Spin polarized nodal loop state at Fermi level in the monolayer PrClS.

Abstract

The investigation of two-dimensional materials exhibiting half-metallicity and topological features has become a rapidly growing area of interest, driven by their immense potential in nanoscale spintronics and quantum electronics. In this work, we present a comprehensive study of a two-dimensional PrClS monolayer, revealing its remarkable electronic and mechanical properties. Under its ferromagnetic ground state, the PrClS monolayer is shown to exhibit half-metallic behavior with 100% spin polarization originating from the spin-up channel. Of particular significance is the discovery of a spin-polarized nodal loop state within the spin-up channel. This intriguing state, characterized by a critical dispersion type and its precise alignment with the Fermi energy level, represents a feature of great interest for practical spintronic and quantum applications. Further analysis of the nodal loop topology using a maximally localized Wannier tight-binding Hamiltonian unveils distinct topological edge states. These edge states emerge clearly from the nodal loop crossings and are entirely separated from the bulk band projection, ensuring enhanced experimental detectability. The robustness of this nodal loop state is also explored under the influence of spin-orbit coupling, where it transforms into a unique hourglass-shaped dispersion while maintaining its fundamental characteristics, further solidifying its potential for experimental validation and deployment in advanced technologies.

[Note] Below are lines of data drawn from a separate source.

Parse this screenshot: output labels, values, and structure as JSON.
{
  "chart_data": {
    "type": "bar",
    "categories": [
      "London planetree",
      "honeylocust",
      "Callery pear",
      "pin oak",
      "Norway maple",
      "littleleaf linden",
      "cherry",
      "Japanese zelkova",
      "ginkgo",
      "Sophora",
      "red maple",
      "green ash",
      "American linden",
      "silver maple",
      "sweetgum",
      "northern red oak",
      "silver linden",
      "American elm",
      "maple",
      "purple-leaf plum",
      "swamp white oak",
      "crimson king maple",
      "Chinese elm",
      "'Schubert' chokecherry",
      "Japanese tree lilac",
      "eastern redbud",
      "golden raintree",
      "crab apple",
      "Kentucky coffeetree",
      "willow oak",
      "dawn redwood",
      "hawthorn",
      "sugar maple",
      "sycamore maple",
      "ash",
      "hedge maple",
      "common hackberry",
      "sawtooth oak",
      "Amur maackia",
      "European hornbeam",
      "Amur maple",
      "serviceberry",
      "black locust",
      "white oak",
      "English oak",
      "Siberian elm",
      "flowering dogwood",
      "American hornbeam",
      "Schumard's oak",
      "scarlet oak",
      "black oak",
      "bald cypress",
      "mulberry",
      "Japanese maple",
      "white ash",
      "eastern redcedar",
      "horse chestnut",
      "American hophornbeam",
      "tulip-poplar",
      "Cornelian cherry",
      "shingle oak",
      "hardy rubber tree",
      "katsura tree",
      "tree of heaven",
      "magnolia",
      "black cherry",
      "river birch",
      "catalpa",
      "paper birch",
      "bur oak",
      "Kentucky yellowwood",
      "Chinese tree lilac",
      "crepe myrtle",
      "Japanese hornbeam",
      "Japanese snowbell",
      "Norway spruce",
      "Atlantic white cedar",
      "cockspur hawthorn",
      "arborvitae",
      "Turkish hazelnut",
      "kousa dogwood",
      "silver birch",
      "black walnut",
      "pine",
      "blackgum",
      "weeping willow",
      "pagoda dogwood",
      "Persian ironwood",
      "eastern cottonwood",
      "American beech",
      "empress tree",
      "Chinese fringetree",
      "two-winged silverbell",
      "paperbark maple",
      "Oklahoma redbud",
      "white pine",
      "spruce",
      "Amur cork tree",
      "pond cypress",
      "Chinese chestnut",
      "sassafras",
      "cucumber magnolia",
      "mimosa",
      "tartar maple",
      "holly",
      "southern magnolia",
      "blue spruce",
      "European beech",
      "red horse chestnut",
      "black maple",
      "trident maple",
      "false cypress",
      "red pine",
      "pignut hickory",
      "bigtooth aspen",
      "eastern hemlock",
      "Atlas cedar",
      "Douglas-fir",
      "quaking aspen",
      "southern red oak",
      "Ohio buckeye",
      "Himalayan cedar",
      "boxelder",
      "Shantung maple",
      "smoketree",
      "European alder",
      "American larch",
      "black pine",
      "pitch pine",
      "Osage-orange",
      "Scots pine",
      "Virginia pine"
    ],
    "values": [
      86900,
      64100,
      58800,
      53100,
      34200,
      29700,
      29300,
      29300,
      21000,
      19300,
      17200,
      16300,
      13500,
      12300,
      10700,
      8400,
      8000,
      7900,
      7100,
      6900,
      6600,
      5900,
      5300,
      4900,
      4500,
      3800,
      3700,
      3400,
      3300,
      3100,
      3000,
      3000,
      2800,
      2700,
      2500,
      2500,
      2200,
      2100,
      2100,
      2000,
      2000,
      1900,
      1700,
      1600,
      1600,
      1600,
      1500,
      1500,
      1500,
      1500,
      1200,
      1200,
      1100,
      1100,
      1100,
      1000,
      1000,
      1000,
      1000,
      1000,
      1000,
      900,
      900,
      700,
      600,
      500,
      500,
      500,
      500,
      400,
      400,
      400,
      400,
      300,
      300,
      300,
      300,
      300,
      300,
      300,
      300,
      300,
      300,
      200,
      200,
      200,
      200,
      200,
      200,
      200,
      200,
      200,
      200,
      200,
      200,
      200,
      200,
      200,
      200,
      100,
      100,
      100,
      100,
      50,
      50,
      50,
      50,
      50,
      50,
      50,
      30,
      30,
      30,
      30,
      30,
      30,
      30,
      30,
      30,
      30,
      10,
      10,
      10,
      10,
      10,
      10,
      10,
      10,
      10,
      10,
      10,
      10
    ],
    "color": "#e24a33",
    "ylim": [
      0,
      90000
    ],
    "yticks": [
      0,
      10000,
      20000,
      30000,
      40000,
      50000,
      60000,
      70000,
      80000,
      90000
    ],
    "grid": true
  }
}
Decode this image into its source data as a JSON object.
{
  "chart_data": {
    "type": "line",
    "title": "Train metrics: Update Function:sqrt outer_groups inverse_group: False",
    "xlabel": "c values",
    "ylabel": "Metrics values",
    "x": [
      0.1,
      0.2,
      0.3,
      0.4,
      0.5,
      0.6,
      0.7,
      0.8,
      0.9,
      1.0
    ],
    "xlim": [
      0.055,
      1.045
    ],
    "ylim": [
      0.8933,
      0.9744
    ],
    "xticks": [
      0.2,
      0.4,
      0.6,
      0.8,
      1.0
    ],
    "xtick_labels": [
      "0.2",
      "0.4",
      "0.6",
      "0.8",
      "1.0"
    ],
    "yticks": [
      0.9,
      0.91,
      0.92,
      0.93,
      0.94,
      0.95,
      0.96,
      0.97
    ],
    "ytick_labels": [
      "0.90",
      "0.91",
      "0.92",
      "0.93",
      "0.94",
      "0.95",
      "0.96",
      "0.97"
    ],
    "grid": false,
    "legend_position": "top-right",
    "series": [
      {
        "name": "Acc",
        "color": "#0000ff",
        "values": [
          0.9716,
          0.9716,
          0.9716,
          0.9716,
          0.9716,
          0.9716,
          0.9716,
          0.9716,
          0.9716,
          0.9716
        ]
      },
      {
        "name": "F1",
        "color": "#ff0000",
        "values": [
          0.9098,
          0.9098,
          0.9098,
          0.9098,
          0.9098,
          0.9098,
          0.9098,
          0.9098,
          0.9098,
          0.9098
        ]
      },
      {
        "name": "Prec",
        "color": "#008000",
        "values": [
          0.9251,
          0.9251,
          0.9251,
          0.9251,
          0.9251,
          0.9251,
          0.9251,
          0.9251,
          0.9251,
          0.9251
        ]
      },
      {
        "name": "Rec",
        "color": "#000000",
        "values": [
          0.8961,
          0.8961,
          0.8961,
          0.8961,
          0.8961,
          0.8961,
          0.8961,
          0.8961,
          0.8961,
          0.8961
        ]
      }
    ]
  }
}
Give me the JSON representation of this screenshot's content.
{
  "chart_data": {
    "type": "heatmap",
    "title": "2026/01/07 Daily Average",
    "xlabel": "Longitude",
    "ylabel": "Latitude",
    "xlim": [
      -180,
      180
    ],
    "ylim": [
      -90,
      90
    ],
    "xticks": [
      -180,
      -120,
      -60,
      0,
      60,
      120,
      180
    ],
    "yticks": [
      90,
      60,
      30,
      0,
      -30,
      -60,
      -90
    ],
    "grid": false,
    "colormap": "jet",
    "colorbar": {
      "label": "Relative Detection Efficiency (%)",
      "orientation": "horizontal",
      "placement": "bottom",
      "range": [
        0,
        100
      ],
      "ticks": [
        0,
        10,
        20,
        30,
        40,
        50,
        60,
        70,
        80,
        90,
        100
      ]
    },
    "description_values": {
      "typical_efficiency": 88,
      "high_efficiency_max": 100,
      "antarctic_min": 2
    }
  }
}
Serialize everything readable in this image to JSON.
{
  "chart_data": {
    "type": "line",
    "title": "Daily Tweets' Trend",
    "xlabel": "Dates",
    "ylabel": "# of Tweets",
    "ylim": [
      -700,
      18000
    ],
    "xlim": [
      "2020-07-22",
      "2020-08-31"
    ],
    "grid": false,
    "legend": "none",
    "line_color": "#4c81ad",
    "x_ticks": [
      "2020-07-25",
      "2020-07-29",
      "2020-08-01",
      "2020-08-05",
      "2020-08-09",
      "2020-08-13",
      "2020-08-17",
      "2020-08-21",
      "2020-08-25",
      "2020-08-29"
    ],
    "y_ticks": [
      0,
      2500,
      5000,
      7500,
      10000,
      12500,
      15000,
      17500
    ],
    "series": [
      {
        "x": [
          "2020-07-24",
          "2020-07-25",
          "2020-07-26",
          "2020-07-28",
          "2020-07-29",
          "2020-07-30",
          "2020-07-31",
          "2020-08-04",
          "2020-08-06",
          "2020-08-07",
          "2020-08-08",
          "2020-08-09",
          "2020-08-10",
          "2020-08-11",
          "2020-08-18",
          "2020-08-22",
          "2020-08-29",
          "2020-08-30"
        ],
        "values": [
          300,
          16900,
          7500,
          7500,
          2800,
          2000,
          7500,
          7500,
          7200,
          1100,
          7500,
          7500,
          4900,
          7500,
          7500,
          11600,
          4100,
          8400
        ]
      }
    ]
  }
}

To assess the applicability of the PrClS monolayer in practical settings, its mechanical properties were thoroughly evaluated and several key parameters were analyzed, revealing significant mechanical anisotropy. This anisotropy underscores the importance of directional dependence in structural engineering and highlights the material's versatility for applications requiring tailored mechanical responses. Overall, the PrClS monolayer represents an exceptional platform for investigating spin-polarized topological phenomena and demonstrates strong potential as an exciting material for both fundamental research and technological innovation.